Tom Ammon <tom.ammon <at> utah.edu> writes:

> 
> 
> Interesting. Although, I'm still not convinced it's a single switching
> asic. The switch chip is, of course, not the only "chip" in the switch.
> This article says the "networking protocols" run on a single chip. The
> official Voltaire press release at
> 
http://www.voltaire.com/NewsAndEvents/Press_Releases/press2010/Voltaire_Announce
s_High_Density_10_GbE_Switch_for_Efficient_Scaling_of_Cloud_Networks
> doesn't say anything about a single switching asic - perhaps the author
> made an assumption about the product? You'd think they would really
> tout the fact if they had a single chip that dense.
> Last time I talked with the Arista people, their nonblocking 48 port
> switch (one of two options for a 48-port switch, IIRC) was not a single
> chip - it was a non-blocking 6-chip CLOS design. And, I agree, the
> price was compelling.
> So I still think there's not a 48 port 10GbE switch chip, at least not
> in merchant silicon. I don't know much about what cisco is cooking up
> on 10GbE. I know Juniper was rebranding BNT (which was fulcrum-based).
> I also heard about Extreme's top of rack 10GbE but it was only 24 ports
> - you have to stack two of them together to get 48 ports. 
> So my answer to your original question is that since there's not
> single-chip 48p, you still have to chain together 24-port chips to get
> line-rate 10GbE performance. I'm happy to be corrected, of course - but
> a seemingly misguided statement in an article in the trade press
> doesn't seem like a very good product announcement for an innovation
> like that. 
> Tom
> On 09/02/2010 12:00 AM, Greg Lindahl wrote:
> 
>   Press about the new Voltaire 6048 48p 10g switch indicates that it's a
> single switch chip:
> 
> http://www.theregister.co.uk/2010/08/30/voltaire_vantage_6048/
> 
> Arista seems to have a similar product at a similarish list price, and
> that list price is a lot less than chassis switches using 24p silicon.
> 
> Fujitsu isn't selling a 48p switch, and I'm not up enough on silicon
> vendors to tell you if Fulcrum is still the only other vendor. I
> used to know this stuff, then I left HPC to build a search engine 
> 

This is from a Marvell press release:
The Prestera CX family is the first commercially available solution to offer up 
to 48 ports of 10 Gigabit Ethernet (GbE) on a single chip, and the first with 
multiple ports of 40GbE with line rate throughput.  These packet processors 
provide 480Gbps full duplex throughput for Carrier Ethernet, including Mac-in-
Mac, Multiprotocol Label Switching (MPLS), Virtual Local Area Network (VLAN) 
Translation and IP Routing and can support up to 128K subscribers with a single 
device to meet the exponential growth of Internet traffic and massive 
deployments of high speed optical broadband networks.  

The Prestera CX family's reduced XAUI (RXAUI) interface enables doubling of the 
switching capacity for current broadband access platforms while maintaining 
compatibility for legacy line cards, enabling in-field upgrade of access 
platforms as networks migrate to GPON and 10G EPON.

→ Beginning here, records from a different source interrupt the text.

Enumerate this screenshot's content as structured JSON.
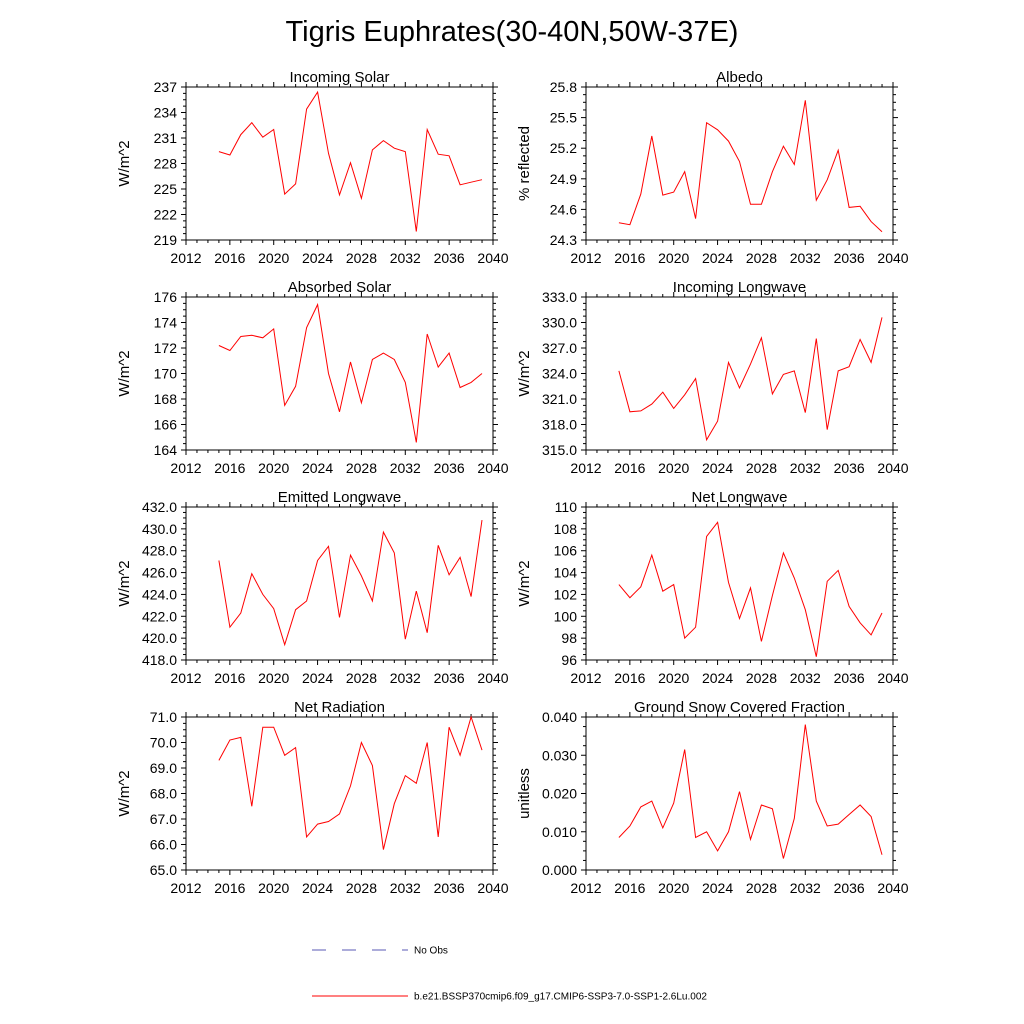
{
  "title": "Tigris Euphrates(30-40N,50W-37E)",
  "legend": {
    "obs_label": "No Obs",
    "obs_color": "#5a5ab4",
    "model_label": "b.e21.BSSP370cmip6.f09_g17.CMIP6-SSP3-7.0-SSP1-2.6Lu.002",
    "model_color": "#ff0000"
  },
  "chart_data": [
    {
      "type": "line",
      "title": "Incoming Solar",
      "xlabel": "",
      "ylabel": "W/m^2",
      "xlim": [
        2012,
        2040
      ],
      "xticks": [
        "2012",
        "2016",
        "2020",
        "2024",
        "2028",
        "2032",
        "2036",
        "2040"
      ],
      "ylim": [
        219,
        237
      ],
      "yticks": [
        "219",
        "222",
        "225",
        "228",
        "231",
        "234",
        "237"
      ],
      "x": [
        2015,
        2016,
        2017,
        2018,
        2019,
        2020,
        2021,
        2022,
        2023,
        2024,
        2025,
        2026,
        2027,
        2028,
        2029,
        2030,
        2031,
        2032,
        2033,
        2034,
        2035,
        2036,
        2037,
        2038,
        2039
      ],
      "series": [
        {
          "values": [
            229.4,
            229.0,
            231.4,
            232.8,
            231.1,
            232.0,
            224.4,
            225.6,
            234.4,
            236.4,
            229.2,
            224.3,
            228.1,
            223.9,
            229.6,
            230.7,
            229.8,
            229.4,
            220.0,
            232.0,
            229.1,
            228.9,
            225.5,
            225.8,
            226.1
          ]
        }
      ]
    },
    {
      "type": "line",
      "title": "Albedo",
      "xlabel": "",
      "ylabel": "% reflected",
      "xlim": [
        2012,
        2040
      ],
      "xticks": [
        "2012",
        "2016",
        "2020",
        "2024",
        "2028",
        "2032",
        "2036",
        "2040"
      ],
      "ylim": [
        24.3,
        25.8
      ],
      "yticks": [
        "24.3",
        "24.6",
        "24.9",
        "25.2",
        "25.5",
        "25.8"
      ],
      "x": [
        2015,
        2016,
        2017,
        2018,
        2019,
        2020,
        2021,
        2022,
        2023,
        2024,
        2025,
        2026,
        2027,
        2028,
        2029,
        2030,
        2031,
        2032,
        2033,
        2034,
        2035,
        2036,
        2037,
        2038,
        2039
      ],
      "series": [
        {
          "values": [
            24.47,
            24.45,
            24.75,
            25.32,
            24.74,
            24.77,
            24.97,
            24.51,
            25.45,
            25.38,
            25.27,
            25.07,
            24.65,
            24.65,
            24.97,
            25.22,
            25.04,
            25.67,
            24.69,
            24.89,
            25.18,
            24.62,
            24.63,
            24.48,
            24.38
          ]
        }
      ]
    },
    {
      "type": "line",
      "title": "Absorbed Solar",
      "xlabel": "",
      "ylabel": "W/m^2",
      "xlim": [
        2012,
        2040
      ],
      "xticks": [
        "2012",
        "2016",
        "2020",
        "2024",
        "2028",
        "2032",
        "2036",
        "2040"
      ],
      "ylim": [
        164,
        176
      ],
      "yticks": [
        "164",
        "166",
        "168",
        "170",
        "172",
        "174",
        "176"
      ],
      "x": [
        2015,
        2016,
        2017,
        2018,
        2019,
        2020,
        2021,
        2022,
        2023,
        2024,
        2025,
        2026,
        2027,
        2028,
        2029,
        2030,
        2031,
        2032,
        2033,
        2034,
        2035,
        2036,
        2037,
        2038,
        2039
      ],
      "series": [
        {
          "values": [
            172.2,
            171.8,
            172.9,
            173.0,
            172.8,
            173.5,
            167.5,
            169.0,
            173.6,
            175.4,
            170.0,
            167.0,
            170.9,
            167.7,
            171.1,
            171.6,
            171.1,
            169.3,
            164.6,
            173.1,
            170.5,
            171.6,
            168.9,
            169.3,
            170.0
          ]
        }
      ]
    },
    {
      "type": "line",
      "title": "Incoming Longwave",
      "xlabel": "",
      "ylabel": "W/m^2",
      "xlim": [
        2012,
        2040
      ],
      "xticks": [
        "2012",
        "2016",
        "2020",
        "2024",
        "2028",
        "2032",
        "2036",
        "2040"
      ],
      "ylim": [
        315.0,
        333.0
      ],
      "yticks": [
        "315.0",
        "318.0",
        "321.0",
        "324.0",
        "327.0",
        "330.0",
        "333.0"
      ],
      "x": [
        2015,
        2016,
        2017,
        2018,
        2019,
        2020,
        2021,
        2022,
        2023,
        2024,
        2025,
        2026,
        2027,
        2028,
        2029,
        2030,
        2031,
        2032,
        2033,
        2034,
        2035,
        2036,
        2037,
        2038,
        2039
      ],
      "series": [
        {
          "values": [
            324.3,
            319.5,
            319.6,
            320.4,
            321.8,
            319.9,
            321.5,
            323.4,
            316.2,
            318.4,
            325.3,
            322.3,
            325.1,
            328.2,
            321.6,
            323.9,
            324.3,
            319.4,
            328.1,
            317.4,
            324.3,
            324.8,
            328.0,
            325.3,
            330.6
          ]
        }
      ]
    },
    {
      "type": "line",
      "title": "Emitted Longwave",
      "xlabel": "",
      "ylabel": "W/m^2",
      "xlim": [
        2012,
        2040
      ],
      "xticks": [
        "2012",
        "2016",
        "2020",
        "2024",
        "2028",
        "2032",
        "2036",
        "2040"
      ],
      "ylim": [
        418.0,
        432.0
      ],
      "yticks": [
        "418.0",
        "420.0",
        "422.0",
        "424.0",
        "426.0",
        "428.0",
        "430.0",
        "432.0"
      ],
      "x": [
        2015,
        2016,
        2017,
        2018,
        2019,
        2020,
        2021,
        2022,
        2023,
        2024,
        2025,
        2026,
        2027,
        2028,
        2029,
        2030,
        2031,
        2032,
        2033,
        2034,
        2035,
        2036,
        2037,
        2038,
        2039
      ],
      "series": [
        {
          "values": [
            427.1,
            421.0,
            422.3,
            425.9,
            424.0,
            422.7,
            419.4,
            422.6,
            423.4,
            427.1,
            428.4,
            421.9,
            427.6,
            425.7,
            423.4,
            429.7,
            427.8,
            419.9,
            424.3,
            420.5,
            428.5,
            425.8,
            427.4,
            423.8,
            430.8
          ]
        }
      ]
    },
    {
      "type": "line",
      "title": "Net Longwave",
      "xlabel": "",
      "ylabel": "W/m^2",
      "xlim": [
        2012,
        2040
      ],
      "xticks": [
        "2012",
        "2016",
        "2020",
        "2024",
        "2028",
        "2032",
        "2036",
        "2040"
      ],
      "ylim": [
        96,
        110
      ],
      "yticks": [
        "96",
        "98",
        "100",
        "102",
        "104",
        "106",
        "108",
        "110"
      ],
      "x": [
        2015,
        2016,
        2017,
        2018,
        2019,
        2020,
        2021,
        2022,
        2023,
        2024,
        2025,
        2026,
        2027,
        2028,
        2029,
        2030,
        2031,
        2032,
        2033,
        2034,
        2035,
        2036,
        2037,
        2038,
        2039
      ],
      "series": [
        {
          "values": [
            102.9,
            101.7,
            102.7,
            105.6,
            102.3,
            102.9,
            98.0,
            99.0,
            107.3,
            108.6,
            103.1,
            99.8,
            102.6,
            97.7,
            101.9,
            105.8,
            103.5,
            100.6,
            96.3,
            103.2,
            104.2,
            100.9,
            99.4,
            98.3,
            100.3
          ]
        }
      ]
    },
    {
      "type": "line",
      "title": "Net Radiation",
      "xlabel": "",
      "ylabel": "W/m^2",
      "xlim": [
        2012,
        2040
      ],
      "xticks": [
        "2012",
        "2016",
        "2020",
        "2024",
        "2028",
        "2032",
        "2036",
        "2040"
      ],
      "ylim": [
        65.0,
        71.0
      ],
      "yticks": [
        "65.0",
        "66.0",
        "67.0",
        "68.0",
        "69.0",
        "70.0",
        "71.0"
      ],
      "x": [
        2015,
        2016,
        2017,
        2018,
        2019,
        2020,
        2021,
        2022,
        2023,
        2024,
        2025,
        2026,
        2027,
        2028,
        2029,
        2030,
        2031,
        2032,
        2033,
        2034,
        2035,
        2036,
        2037,
        2038,
        2039
      ],
      "series": [
        {
          "values": [
            69.3,
            70.1,
            70.2,
            67.5,
            70.6,
            70.6,
            69.5,
            69.8,
            66.3,
            66.8,
            66.9,
            67.2,
            68.3,
            70.0,
            69.1,
            65.8,
            67.6,
            68.7,
            68.4,
            70.0,
            66.3,
            70.6,
            69.5,
            71.0,
            69.7
          ]
        }
      ]
    },
    {
      "type": "line",
      "title": "Ground Snow Covered Fraction",
      "xlabel": "",
      "ylabel": "unitless",
      "xlim": [
        2012,
        2040
      ],
      "xticks": [
        "2012",
        "2016",
        "2020",
        "2024",
        "2028",
        "2032",
        "2036",
        "2040"
      ],
      "ylim": [
        0.0,
        0.04
      ],
      "yticks": [
        "0.000",
        "0.010",
        "0.020",
        "0.030",
        "0.040"
      ],
      "x": [
        2015,
        2016,
        2017,
        2018,
        2019,
        2020,
        2021,
        2022,
        2023,
        2024,
        2025,
        2026,
        2027,
        2028,
        2029,
        2030,
        2031,
        2032,
        2033,
        2034,
        2035,
        2036,
        2037,
        2038,
        2039
      ],
      "series": [
        {
          "values": [
            0.0085,
            0.0115,
            0.0165,
            0.018,
            0.011,
            0.0175,
            0.0315,
            0.0085,
            0.01,
            0.005,
            0.01,
            0.0205,
            0.008,
            0.017,
            0.016,
            0.003,
            0.0135,
            0.038,
            0.018,
            0.0115,
            0.012,
            0.0145,
            0.017,
            0.014,
            0.004
          ]
        }
      ]
    }
  ]
}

For Converged Enhanced Ethernet (CEE) networks in next generation datacenter 
deployments, the Prestera CX family offers a highly differentiated feature set 
including the industry's first commercially available 40GbE ports, Priority Flow 
Control and Fiber Channel over Ethernet (FCoE) capabilities including Fiber 
Channel Awareness and Fiber Channel Forwarding.

Multiple reference designs based on Prestera CX are available from Marvell, pre-
loaded with software for enterprise and datacenter switching.  These include a 
single rack unit 48 port 10G SFP+ solution as well as a modular 40 port 10G SFP+ 
solution with two ports of 40GbE uplinks.